Delmas, 6 septembre 2026 — À la veille de la rentrée scolaire 2026-2027, le climat reste tendu dans le secteur éducatif haïtien. L’UNNOH, le CENEH et la CUTRASEPH contestent les conditions dans lesquelles le gouvernement s’apprête à rouvrir les établissements scolaires et dénoncent une prise en compte insuffisante des difficultés rencontrées par les enseignants et les familles.

Les trois organisations syndicales ont fait connaître leur position lors d’une conférence de presse organisée vendredi 4 septembre à Delmas. Elles ont notamment critiqué la gestion du secteur éducatif par les autorités, mettant en cause le Premier ministre ainsi que le ministre de l’Éducation nationale et de la Formation professionnelle, Vijonet Demero.

Les enseignants et les familles au cœur des préoccupations

Selon les syndicats, plusieurs conditions indispensables à une rentrée normale ne sont pas réunies. Ils attirent particulièrement l’attention sur les difficultés économiques des parents et sur les conditions de travail des enseignants.

Face à cette situation, l’UNNOH, le CENEH et la CUTRASEPH maintiennent leur appel au boycott de la rentrée sous l’actuel gouvernement. Ils réclament notamment des mesures concrètes en faveur des enseignants, des élèves et des familles.

La gestion du FNE vivement contestée

Le Fonds national d’éducation (FNE) constitue également une importante source de désaccord. Les trois organisations dénoncent une gestion qu’elles estiment politisée et critiquent le fonctionnement de l’institution dirigée par Jefnie Toussaint.

Les syndicats évoquent notamment des difficultés liées au programme de subvention scolaire, qui auraient entraîné de la confusion et des problèmes pour plusieurs parents. Ils réclament davantage de transparence ainsi que des procédures plus simples et accessibles.

Les organisations syndicales rapportent également des incidents impliquant des parents qui se seraient rendus au FNE pour effectuer leurs démarches. Selon leurs déclarations, certains auraient été confrontés à des actes de brutalité policière et à l’utilisation de gaz lacrymogènes par des agents de la PNH.

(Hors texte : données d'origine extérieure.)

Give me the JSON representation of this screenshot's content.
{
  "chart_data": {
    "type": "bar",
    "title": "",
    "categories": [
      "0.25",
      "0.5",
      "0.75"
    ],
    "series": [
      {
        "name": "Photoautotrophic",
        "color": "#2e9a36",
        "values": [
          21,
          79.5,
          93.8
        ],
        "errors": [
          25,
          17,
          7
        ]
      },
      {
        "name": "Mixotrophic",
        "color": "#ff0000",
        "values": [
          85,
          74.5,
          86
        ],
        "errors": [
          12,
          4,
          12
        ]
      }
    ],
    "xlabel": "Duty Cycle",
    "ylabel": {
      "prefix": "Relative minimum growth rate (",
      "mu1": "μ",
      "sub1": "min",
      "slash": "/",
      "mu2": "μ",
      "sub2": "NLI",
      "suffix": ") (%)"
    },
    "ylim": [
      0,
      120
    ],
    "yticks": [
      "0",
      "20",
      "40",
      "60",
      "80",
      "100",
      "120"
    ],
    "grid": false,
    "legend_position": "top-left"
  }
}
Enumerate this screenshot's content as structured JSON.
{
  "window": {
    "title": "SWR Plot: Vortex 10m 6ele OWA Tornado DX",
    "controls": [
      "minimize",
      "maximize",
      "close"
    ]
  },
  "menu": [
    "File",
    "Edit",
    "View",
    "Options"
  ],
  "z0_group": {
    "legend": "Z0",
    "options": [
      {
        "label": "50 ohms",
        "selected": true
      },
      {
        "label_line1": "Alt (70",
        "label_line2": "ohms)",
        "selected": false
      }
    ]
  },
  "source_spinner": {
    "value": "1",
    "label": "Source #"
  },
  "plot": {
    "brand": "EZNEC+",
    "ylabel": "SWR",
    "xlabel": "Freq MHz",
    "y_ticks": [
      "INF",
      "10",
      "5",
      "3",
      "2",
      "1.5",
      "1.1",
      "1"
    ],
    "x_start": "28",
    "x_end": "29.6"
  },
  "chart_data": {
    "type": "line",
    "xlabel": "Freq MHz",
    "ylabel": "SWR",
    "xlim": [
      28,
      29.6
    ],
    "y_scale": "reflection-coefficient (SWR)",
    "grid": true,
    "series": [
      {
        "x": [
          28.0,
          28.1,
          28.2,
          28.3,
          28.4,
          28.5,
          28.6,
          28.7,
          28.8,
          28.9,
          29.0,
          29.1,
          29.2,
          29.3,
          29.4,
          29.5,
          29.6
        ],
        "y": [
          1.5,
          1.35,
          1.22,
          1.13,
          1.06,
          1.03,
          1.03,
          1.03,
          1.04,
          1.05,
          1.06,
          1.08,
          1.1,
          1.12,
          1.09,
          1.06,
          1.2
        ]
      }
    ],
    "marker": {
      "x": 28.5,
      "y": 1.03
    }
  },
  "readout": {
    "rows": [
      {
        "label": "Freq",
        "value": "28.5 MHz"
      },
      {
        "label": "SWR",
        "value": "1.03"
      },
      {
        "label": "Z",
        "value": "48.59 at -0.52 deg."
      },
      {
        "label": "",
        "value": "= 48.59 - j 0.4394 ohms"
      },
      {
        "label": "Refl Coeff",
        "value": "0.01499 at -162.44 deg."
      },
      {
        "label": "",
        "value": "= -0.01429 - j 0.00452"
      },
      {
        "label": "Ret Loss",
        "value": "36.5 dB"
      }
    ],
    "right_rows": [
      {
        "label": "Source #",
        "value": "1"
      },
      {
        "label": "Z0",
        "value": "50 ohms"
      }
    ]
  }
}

Les syndicats affirment en outre que plusieurs parents n’auraient pas obtenu la subvention malgré leurs démarches. Ils demandent que les bénéficiaires soient accueillis dans des conditions respectueuses et que la gestion des programmes sociaux soit davantage contrôlée.

L’accord du 20 janvier 2025 toujours au centre des revendications

Les revendications ne se limitent pas à la rentrée scolaire. L’UNNOH, le CENEH et la CUTRASEPH demandent également l’application intégrale de l’accord conclu le 20 janvier 2025.

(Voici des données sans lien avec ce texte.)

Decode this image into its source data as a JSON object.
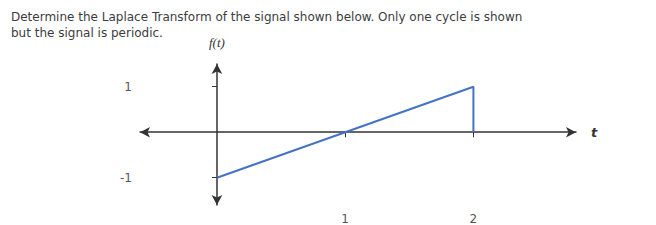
{
  "chart_data": {
    "type": "line",
    "title": "Determine the Laplace Transform of the signal shown below. Only one cycle is shown\nbut the signal is periodic.",
    "x": [
      0,
      2,
      2
    ],
    "values": [
      -1,
      1,
      0
    ],
    "color": "#4472C4",
    "xlim": [
      -0.6,
      2.8
    ],
    "ylim": [
      -1.6,
      1.5
    ],
    "xticks": [
      1,
      2
    ],
    "yticks": [
      -1,
      1
    ],
    "xlabel": "t",
    "ylabel": "f(t)",
    "grid": false
  }
}
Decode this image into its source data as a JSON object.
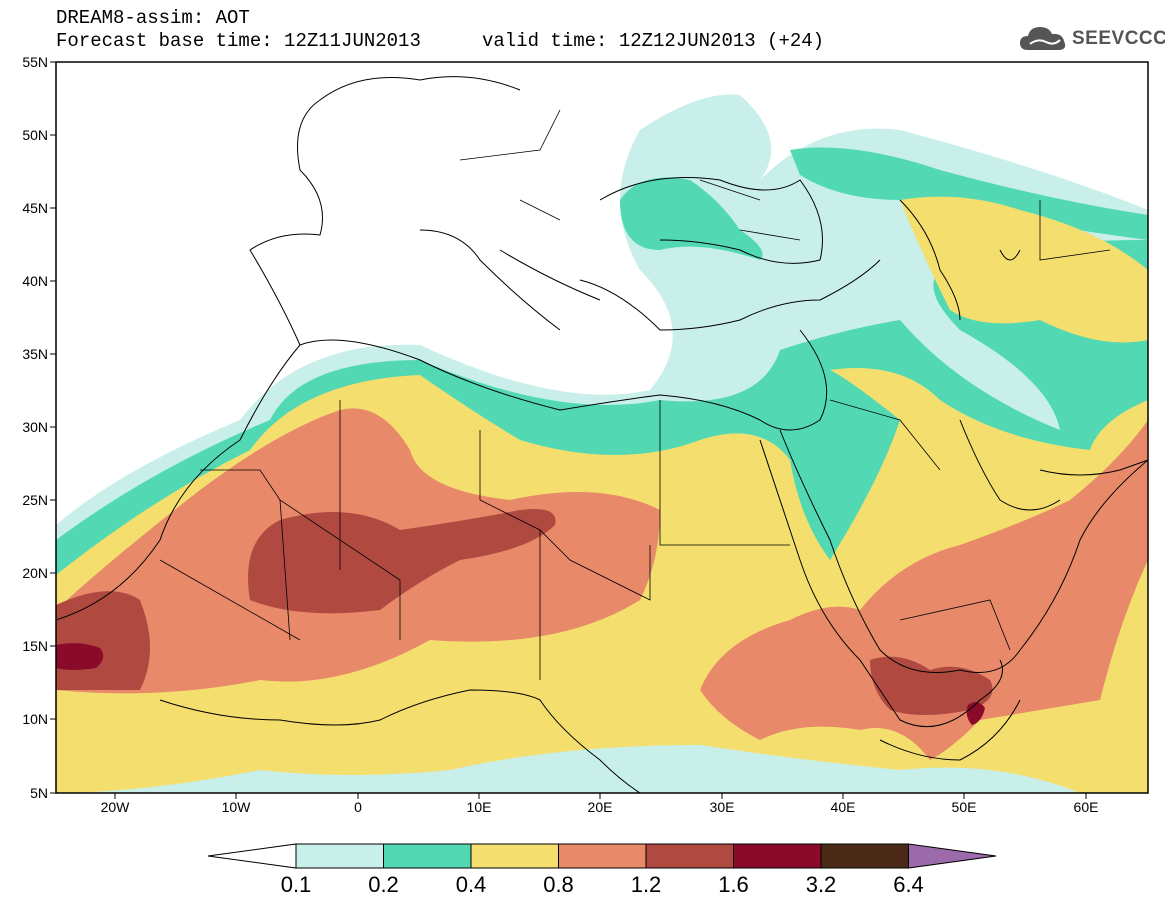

Ils réclament notamment une amélioration des conditions de travail des enseignants et le respect des engagements pris par l’État envers le secteur éducatif.

À la veille de la rentrée prévue le 7 septembre, les trois organisations entendent donc maintenir la pression sur le gouvernement. Elles estiment qu’une véritable rentrée scolaire ne peut être réduite à la simple réouverture des établissements et appellent les autorités à prendre en compte les réalités économiques des familles et les conditions de travail du personnel éducatif.